First, let me start out by saying that 22% of the general population has genital herpes caused by HSV-2 infection, and the majority (approximately 80+%) do not know it. This is based off of National Health and Nutrition Examination Survey (NHANES) data (Flemming et al, New England Journal of Medicine, Oct 1997).

Genital herpes is NOT acquired from toilet seats, towels, or etc.. used by an infected person. It IS transmitted through direct skin-skin contact (i.e. sexual intercourse, or genital HSV-1 infection may be acquired through oral-genital contact), even if the infected person is not experiencing symptoms.

If your friend wants more info, feel free to PM me. Otherwise, the ASHA website (http://www.ashastd.org/) has reputable and up-to-date information on STD's, as does the University of Washington Virology Research Clinic website (http://depts.washington.edu/herpes/)

Hope this helps!
 
22% of US general population? Any relevant breakdowns (age/etc)?

I only ask because that number is surprizingly high...
 
He's right. Its just that most HSV infections are asymptomatic.


Originally posted by IrishOarsman
22% of US general population? Any relevant breakdowns (age/etc)?

I only ask because that number is surprizingly high...
 
Yes, you are absolutely correct exmike in stating that the majority of HSV-2 infections are subclinical. Another scenario is that the patient and/or clinician may not be able to recognize symptoms. There are a lot of patients, after being tested serologically, who will actually recall having had symptoms when their blood work comes back positive. They had just attributed their symptoms (lesions) to other things, since it is possible to have a recurrent outbreak anywhere where boxer shorts would cover (thighs, buttocks, etc..) and this tends to be confusing to patients. What this amounts to is that unrecognized infection contributes to new infections and the ensuing high prevalence (yeah, 22% of ANYTHING is quite shocking).

Also, while condoms have been shown to be effective in reducing transmission of HSV-2, they are NO WHERE near 100%, again contributing to the high incidence and prevelance.

Regarding demographic factors associated with HSV-2 infection, the female gender (just like every other STD), older age (because it is a non-curable STD), and a greater lifetime number of partners (risk factor) seem to be predictive. There are others, of course, sited in numerous papers...

I guess you never know what you are going to learn on SDN?

:laugh:

Oh, and I am actually a she. 😀
 
Quite true. That is also why routine HSV screening isnt recommened because so many people are positive yet asymptomatic. It would just cause unecessary hysteria among the worried well. No one really understand why HSV is symptomatic in some but asymptomatic in others. It probably has something to do with the host immune response and whether it is tilted towards a Th-1 or a Th-2 response.

I think even more shocking is that well over 50% of young women are HPV positive. but again, most are asymptomatic.

Originally posted by wow
Yes, you are absolutely correct exmike in stating that the majority of HSV-2 infections are subclinical. Another scenario is that the patient and/or clinician may not be able to recognize symptoms. There are a lot of patients, after being tested serologically, who will actually recall having had symptoms when their blood work comes back positive. They had just attributed their symptoms (lesions) to other things, since it is possible to have a recurrent outbreak anywhere where boxer shorts would cover (thighs, buttocks, etc..) and this tends to be confusing to patients. What this amounts to is that unrecognized infection contributes to new infections and the ensuing high prevalence (yeah, 22% of ANYTHING is quite shocking).

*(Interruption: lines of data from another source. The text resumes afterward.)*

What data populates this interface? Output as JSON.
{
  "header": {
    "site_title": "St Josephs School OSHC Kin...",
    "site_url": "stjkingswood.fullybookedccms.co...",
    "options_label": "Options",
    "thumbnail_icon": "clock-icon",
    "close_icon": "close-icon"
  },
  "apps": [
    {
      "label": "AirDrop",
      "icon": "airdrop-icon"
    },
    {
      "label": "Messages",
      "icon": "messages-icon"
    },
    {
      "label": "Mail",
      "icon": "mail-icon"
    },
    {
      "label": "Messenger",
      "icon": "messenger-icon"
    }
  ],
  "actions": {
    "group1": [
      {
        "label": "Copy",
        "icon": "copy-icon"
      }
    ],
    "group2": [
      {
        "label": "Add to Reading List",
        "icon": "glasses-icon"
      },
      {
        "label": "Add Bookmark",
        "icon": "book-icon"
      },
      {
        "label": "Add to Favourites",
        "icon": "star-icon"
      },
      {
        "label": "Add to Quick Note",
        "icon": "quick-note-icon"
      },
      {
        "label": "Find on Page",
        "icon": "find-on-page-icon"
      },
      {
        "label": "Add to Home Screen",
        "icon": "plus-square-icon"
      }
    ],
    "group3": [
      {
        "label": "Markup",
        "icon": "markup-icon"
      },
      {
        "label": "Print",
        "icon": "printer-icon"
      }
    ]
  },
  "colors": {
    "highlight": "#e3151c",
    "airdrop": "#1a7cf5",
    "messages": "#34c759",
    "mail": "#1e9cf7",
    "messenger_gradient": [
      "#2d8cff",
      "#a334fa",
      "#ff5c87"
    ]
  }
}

Also, while condoms have been shown to be effective in reducing transmission of HSV-2, they are NO WHERE near 100%, again contributing to the high incidence and prevelance.

Regarding demographic factors associated with HSV-2 infection, the female gender (just like every other STD), older age (because it is a non-curable STD), and a greater lifetime number of partners (risk factor) seem to be predictive. There are others, of course, sited in numerous papers...

I guess you never know what you are going to learn on SDN?